Why does the Bank pull a Credit Report for a Small Business Loan?
In addition to analyzing your Small Business’s financial statements, the Bank wants to know all about the individuals it is lending to – your credit score reflects how well you handle money. Remember the biggest question the Bank has is if your Small Business can pay back the money the Bank is lending you. In the eyes of the Bank, you ARE your Small Business and how you handle your personal finances is a good indicator of how you will handle your Small Business loan in the future. Low credit scores may be interpreted as not having the proper skills to manage finances.
The Bank looks at:
- How well has you repaid other loans in the past?
- Did you miss payments?
- Did you fail to pay back a debt entirely?
- Did you ever declare bankruptcy or gone into collections?

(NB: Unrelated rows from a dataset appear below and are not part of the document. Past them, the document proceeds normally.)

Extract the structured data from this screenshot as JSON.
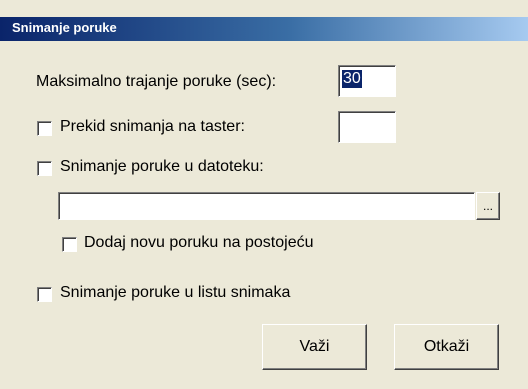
{
  "window": {
    "title": "Snimanje poruke"
  },
  "form": {
    "max_duration_label": "Maksimalno trajanje poruke (sec):",
    "max_duration_value": "30",
    "interrupt_label": "Prekid snimanja na taster:",
    "interrupt_checked": false,
    "interrupt_key_value": "",
    "save_to_file_label": "Snimanje poruke u datoteku:",
    "save_to_file_checked": false,
    "file_path_value": "",
    "browse_label": "...",
    "append_label": "Dodaj novu poruku na postojeću",
    "append_checked": false,
    "save_to_list_label": "Snimanje poruke u listu snimaka",
    "save_to_list_checked": false
  },
  "buttons": {
    "ok_label": "Važi",
    "cancel_label": "Otkaži"
  },
  "colors": {
    "dialog_bg": "#ece9d8",
    "title_start": "#0a246a",
    "title_end": "#a6caf0",
    "selection": "#0a246a"
  }
}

- How much credit card debt do you have?
- Are your credit cards maxed out?
- What other outstanding loans do you have and how much do you owe?
Length of Credit History:
- Your credit score will reflect how well you have handled credit and for how many years. It will also reflect the amount of time that has passed since you opened each credit card or took out a loan along with activity on the accounts.
Types of Credit:
- Your will take into account how often you apply for new credit, the types of credit you currently used, and the balance remaining on the credit cards and loans.
The Bank looks to see how much debt you can handle in relation to your income, employment history and history of paying bills on time. Your credit score can affect how much the Bank will lend you and what the interest rate will be.